Below this, presumably to "balance things out", is a complete denial of the house price statistics from the National Association of Home Builders. This is the first time I've seen a major news outlet cover a criticism of such a major statistic, and of course, their source is a pathetically obvious conflict of interest (this reminds me of Fox and the AJC breathlessly covering Barrons' recent prediction of a GOP win).
Moving right along, let's take a gander at Yahoo! Finance -- one of my most frequented news outlets.
Unfortunately, Yahoo! disappoints in line with Marketwatch -- the home price plunge gets a small-print headline, once again pre-empted by Microsoft's "amazing" yet not-so-earth-shattering profits.
Where else might people typically go for financial news? Hmm, well, a web search turns up Forbes...
And here we go again: the housing plunge is below Microsoft profits, and amazingly, both of these stories take a back seat to a fluff feature on divorces! Way to be on the ball, Forbes! At some point in the near future, this screenshot is going to be very embarassing -- you might want to save it to show your grandchildren.
Next I thought I'd check Reuters. Surely Reuters is impartial and balanced, right?
Well, maybe they just don't know how to show it.
In their top stories, we have nothing even remotely about housing "above the fold" -- I had to scroll down about half a page to find anything. And then, hilariously, we have an article theorizing that housing is about to improve, so home builders look like a good buy!
Cringeworthy, to say the least.
I also checked Bloomberg, which didn't mention anything about housing at all. I didn't bother with a screenshot, because there was nothing notable on the page and nothing to take my virtual red pen to. No news on October 26, 2006, at Bloomberg.com.
My final stop on this ill-advised tour was CNN. Prepared to be disappointed, I pulled up the page, and was shocked by what I saw.
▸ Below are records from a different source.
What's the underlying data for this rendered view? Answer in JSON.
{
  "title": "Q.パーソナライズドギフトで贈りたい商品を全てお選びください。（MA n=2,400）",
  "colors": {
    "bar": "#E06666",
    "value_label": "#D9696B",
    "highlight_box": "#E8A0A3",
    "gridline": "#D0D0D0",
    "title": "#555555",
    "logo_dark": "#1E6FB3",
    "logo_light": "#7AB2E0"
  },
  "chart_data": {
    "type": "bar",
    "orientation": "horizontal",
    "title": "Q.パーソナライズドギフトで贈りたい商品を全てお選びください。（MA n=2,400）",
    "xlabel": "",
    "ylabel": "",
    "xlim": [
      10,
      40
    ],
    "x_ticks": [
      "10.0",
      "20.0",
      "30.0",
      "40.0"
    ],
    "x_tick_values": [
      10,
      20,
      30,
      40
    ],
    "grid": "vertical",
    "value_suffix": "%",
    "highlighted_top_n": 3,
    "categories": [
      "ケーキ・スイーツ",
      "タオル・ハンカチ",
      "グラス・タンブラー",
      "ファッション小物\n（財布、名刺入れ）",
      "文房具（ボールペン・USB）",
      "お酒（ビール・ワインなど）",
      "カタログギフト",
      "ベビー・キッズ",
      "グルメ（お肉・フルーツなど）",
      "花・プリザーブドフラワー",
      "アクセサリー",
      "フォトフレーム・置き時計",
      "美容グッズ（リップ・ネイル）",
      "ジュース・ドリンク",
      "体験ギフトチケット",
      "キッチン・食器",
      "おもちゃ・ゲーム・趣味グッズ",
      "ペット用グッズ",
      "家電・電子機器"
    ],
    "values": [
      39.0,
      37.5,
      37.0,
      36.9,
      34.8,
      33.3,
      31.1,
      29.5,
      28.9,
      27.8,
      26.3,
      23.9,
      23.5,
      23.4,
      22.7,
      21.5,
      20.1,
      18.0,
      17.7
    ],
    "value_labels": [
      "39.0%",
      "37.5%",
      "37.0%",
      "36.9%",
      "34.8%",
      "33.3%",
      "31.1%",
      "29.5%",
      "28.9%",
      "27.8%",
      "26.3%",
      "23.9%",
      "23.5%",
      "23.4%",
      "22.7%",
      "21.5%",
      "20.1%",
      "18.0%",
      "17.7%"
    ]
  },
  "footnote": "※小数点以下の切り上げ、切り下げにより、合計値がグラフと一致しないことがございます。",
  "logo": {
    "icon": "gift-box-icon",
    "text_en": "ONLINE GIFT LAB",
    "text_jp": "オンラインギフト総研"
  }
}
It was like visiting another planet. The image needed no marking up, because CNN makes it obvious that big, bad things are happening in the housing market. The top story is today's historical price plunge, as one would expect to see (if one hadn't toured all the other financial sites first, as I did).
The next article down features the top foreclosure markets, and (forgiving an article on the Great Stock Market Rally of '06), we have an article considering the housing bubble collapse a foregone conclusion.
CNN Money, you have earned an anointed spot in my MSM news rotation!
Because (in my opinion, at least) when something as important as home prices plunge at a rate not seen in 35 years, I consider it oh, I don't know, kind of a big deal. Apparently this sentiment is not shared by virtually any major news organization (except CNN).
Somehow I think the American people would disagree with these priorities.
Update, 2006-10-27: Now that the GDP number has come in at an abysmal 1.6% (below the 2.1% concensus, but not a surprise to some people), the above housing news has become unavoidable.
Update, 2006-10-27, 10:21pm: James Hamilton at Econbrowser has a post where he deconstructs the -10% housing sale price number, arguing that it is greatly exaggerated based on how it is constructed from the US regions. I have a couple posts of counter-argument to this claim in the discussion thread; in fact, I now am even more sure that the overall statistic is meaningful in both an absolute (present-day economic) and relative sense (historical compared to the series itself). In sum, Hamilton's sudden interest in questioning a major statistic just because the current reading is both extreme and undesireable is yet another example of Fallacy of Statistical Deus Ex Machina. But professional economists cannot really be expected to question key data series in any way that might suggest they're not doing such a great job.